For industrial automation customers, choosing a suitable embedded motherboard is only the starting point. What truly determines the success of a project is the end-to-end value chain, from upfront architecture design and system validation to integration, mass production, and long-term operation and maintenance. Portwell DMS (Design & Manufacturing Services) extends customer requirements into application-specific platforms that are closely aligned with real-world deployment scenarios.

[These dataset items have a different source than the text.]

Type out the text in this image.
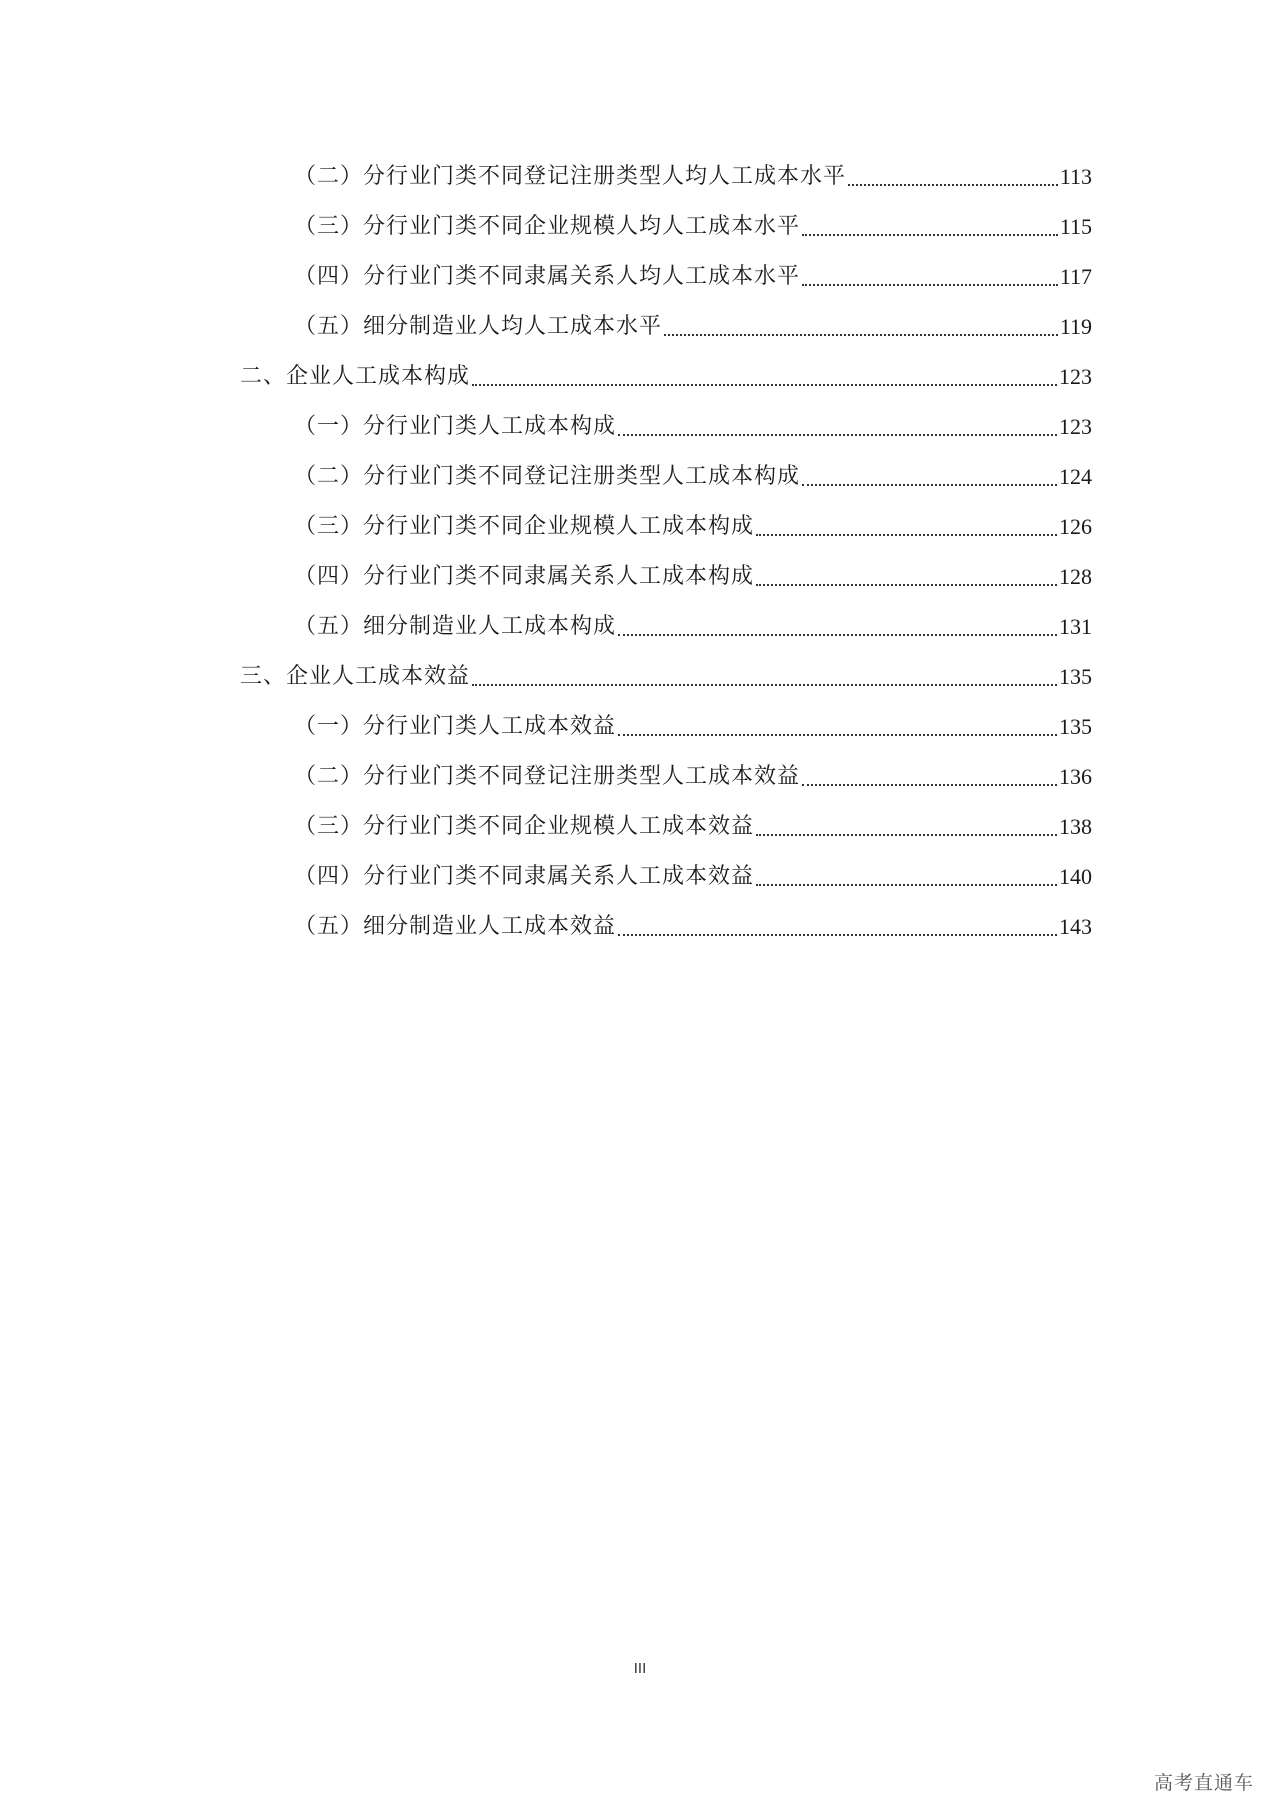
（二）分行业门类不同登记注册类型人均人工成本水平	113
（三）分行业门类不同企业规模人均人工成本水平	115
（四）分行业门类不同隶属关系人均人工成本水平	117
（五）细分制造业人均人工成本水平	119
二、企业人工成本构成	123
（一）分行业门类人工成本构成	123
（二）分行业门类不同登记注册类型人工成本构成	124
（三）分行业门类不同企业规模人工成本构成	126
（四）分行业门类不同隶属关系人工成本构成	128
（五）细分制造业人工成本构成	131
三、企业人工成本效益	135
（一）分行业门类人工成本效益	135
（二）分行业门类不同登记注册类型人工成本效益	136
（三）分行业门类不同企业规模人工成本效益	138
（四）分行业门类不同隶属关系人工成本效益	140
（五）细分制造业人工成本效益	143
III
高考直通车
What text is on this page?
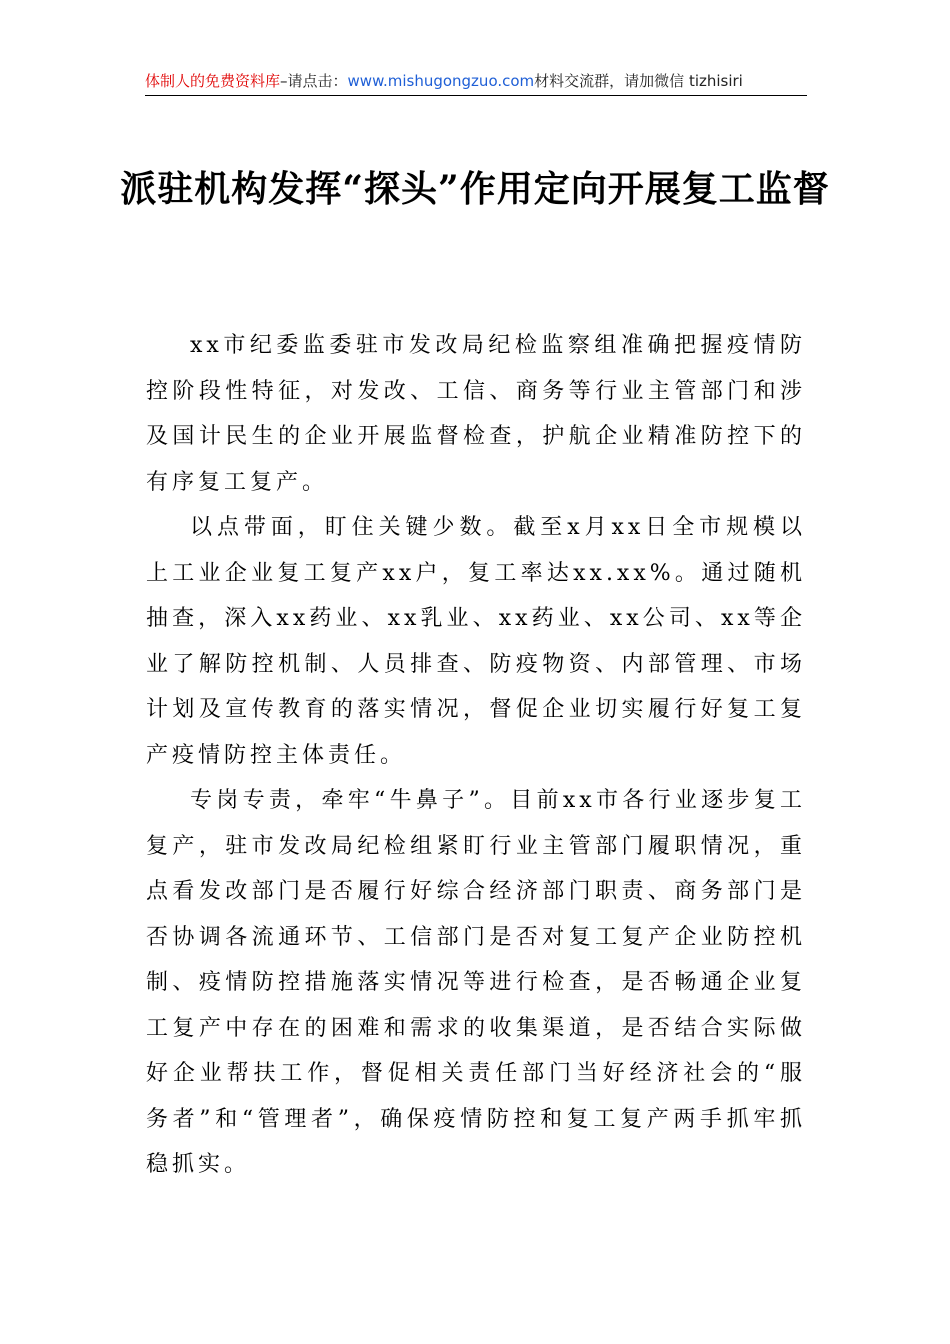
体制人的免费资料库–请点击：www.mishugongzuo.com材料交流群，请加微信 tizhisiri
派驻机构发挥“探头”作用定向开展复工监督

xx市纪委监委驻市发改局纪检监察组准确把握疫情防控阶段性特征，对发改、工信、商务等行业主管部门和涉及国计民生的企业开展监督检查，护航企业精准防控下的有序复工复产。

以点带面，盯住关键少数。截至x月xx日全市规模以上工业企业复工复产xx户，复工率达xx.xx%。通过随机抽查，深入xx药业、xx乳业、xx药业、xx公司、xx等企业了解防控机制、人员排查、防疫物资、内部管理、市场计划及宣传教育的落实情况，督促企业切实履行好复工复产疫情防控主体责任。

专岗专责，牵牢“牛鼻子”。目前xx市各行业逐步复工复产，驻市发改局纪检组紧盯行业主管部门履职情况，重点看发改部门是否履行好综合经济部门职责、商务部门是否协调各流通环节、工信部门是否对复工复产企业防控机制、疫情防控措施落实情况等进行检查，是否畅通企业复工复产中存在的困难和需求的收集渠道，是否结合实际做好企业帮扶工作，督促相关责任部门当好经济社会的“服务者”和“管理者”，确保疫情防控和复工复产两手抓牢抓稳抓实。
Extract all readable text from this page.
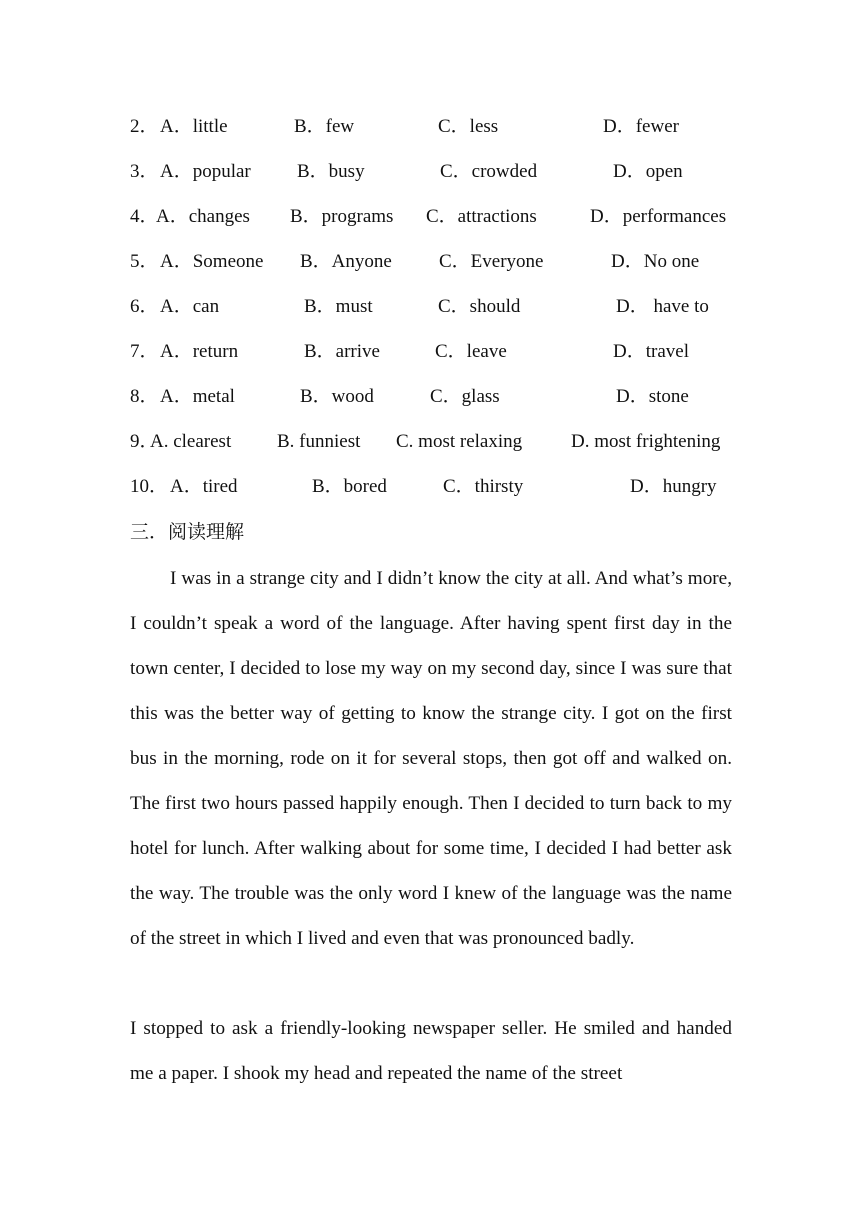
2． A．little	B．few	C．less	D．fewer
3． A．popular B．busy	C．crowded	D．open
4．
A．changes B．programs C．attractions	D．performances
5． A．Someone B．Anyone C．Everyone	D．No one
6． A．can	B．must	C．should	D． have to
7． A．return	B．arrive	C．leave	D．travel
8． A．metal	B．wood	C．glass	D．stone
9．
A. clearest B. funniest C. most relaxing	D. most frightening
10． A．tired	B．bored	C．thirsty	D．hungry
三．阅读理解

I was in a strange city and I didn’t know the city at all. And what’s more, I couldn’t speak a word of the language. After having spent first day in the town center, I decided to lose my way on my second day, since I was sure that this was the better way of getting to know the strange city. I got on the first bus in the morning, rode on it for several stops, then got off and walked on. The first two hours passed happily enough. Then I decided to turn back to my hotel for lunch. After walking about for some time, I decided I had better ask the way. The trouble was the only word I knew of the language was the name of the street in which I lived and even that was pronounced badly.

I stopped to ask a friendly-looking newspaper seller. He smiled and handed me a paper. I shook my head and repeated the name of the street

For system integrators, equipment builders, and end manufacturers in the industrial automation domain, DMS-enabled platforms can be deeply integrated with mechanical design, electrical control, and production processes. Through an integrated service model of professional consulting + customized design + high-quality manufacturing + long-term lifecycle services, customers can focus on process engineering and application innovation, while entrusting the selection, implementation, and maintenance of control and edge computing platforms to a dedicated expert team. This approach effectively amplifies the value of industrial automation projects across the entire equipment lifecycle.